サポート役で「本領」を発揮し、MVP営業マンに
営業担当者は月末になると目標達成のため、営業先にメールを送って交渉の余地があるかどうかを探る。返信があれば、具体的な商談に持ち込んで契約成立を図る。
月末のたびに名刺を取り出してはメールを書いて発信するアナログな作業を繰り返す営業担当者をみて、菊池さんは「メールを送って売り上げになるなら、毎週やればいいのではないか」と助言したが、その手間から「毎週は無理」と、軽くあしらわれた。
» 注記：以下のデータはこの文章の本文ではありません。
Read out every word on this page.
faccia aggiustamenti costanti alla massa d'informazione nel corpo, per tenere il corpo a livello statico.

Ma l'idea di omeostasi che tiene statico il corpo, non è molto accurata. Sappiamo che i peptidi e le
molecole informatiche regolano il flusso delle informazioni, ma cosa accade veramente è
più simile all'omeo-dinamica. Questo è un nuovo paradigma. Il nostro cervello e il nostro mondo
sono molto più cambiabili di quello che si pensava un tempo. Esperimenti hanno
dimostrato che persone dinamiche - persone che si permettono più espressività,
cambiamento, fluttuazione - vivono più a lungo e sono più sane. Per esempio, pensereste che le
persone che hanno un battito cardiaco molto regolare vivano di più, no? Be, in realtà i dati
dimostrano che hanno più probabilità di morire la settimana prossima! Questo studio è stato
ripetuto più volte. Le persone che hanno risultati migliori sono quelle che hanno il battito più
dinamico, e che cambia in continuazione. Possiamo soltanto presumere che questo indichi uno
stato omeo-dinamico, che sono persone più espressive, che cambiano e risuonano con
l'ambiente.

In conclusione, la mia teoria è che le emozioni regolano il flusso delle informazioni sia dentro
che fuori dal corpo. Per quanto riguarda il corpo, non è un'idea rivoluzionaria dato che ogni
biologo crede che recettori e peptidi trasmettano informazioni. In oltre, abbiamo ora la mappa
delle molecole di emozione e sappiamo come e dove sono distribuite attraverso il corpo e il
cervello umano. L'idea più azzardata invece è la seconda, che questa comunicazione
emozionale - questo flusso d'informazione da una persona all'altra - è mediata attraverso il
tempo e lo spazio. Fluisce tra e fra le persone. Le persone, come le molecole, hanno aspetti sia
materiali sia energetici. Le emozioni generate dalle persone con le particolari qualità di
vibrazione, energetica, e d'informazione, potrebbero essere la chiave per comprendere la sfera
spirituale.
当時、メルマガ担当でもあった菊池さんは、それならメールアドレスを預けてくれれば、データベースを作って定期的に営業文書を自動送信すると進言。実行に移した。
自動発信の営業メールに、ぼちぼち返信が届くようになり、これが新たな営業の仕組みに成長する。営業担当者らに、「この会社からは今月中には絶対に受注できない」という取引先の名刺を出してもらうと、ポツリと数件ほどの返信があった。
ところが、返信を寄せた会社はどこも難攻不落とされていたところばかり。しかも、具体的に交渉が進むといずれも受注に成功。これが社内で大いに見直された。
自信を持った菊池さんは、このシステムを使えば、営業の一人としても十分に会社に貢献できると考え、「メールを使った方法だけで、営業職一人分の成績を上げてみせる」と宣言する。「当時の役員には鼻で笑われたが、自分には算段があった。(社内で蓄積された)名刺の数と返信率、営業成功率などから計算して絶対イケますからとトライした」。
3か月後、宣言どおりに目標の四半期売り上げで1500万円をクリア。この目標額は前期比の10倍だ。さすがに役員も見る目が変わり、いつのまにか心強い味方になった。
次の四半期。自らを鼓舞する思いを込めて、目標は2倍の3000万円にハードルを上げた。「初めて認めてもらった」という思いの発露でもあった。そして、通期で1億円超の売り上げをたたき出し、年間MVPをゲットした。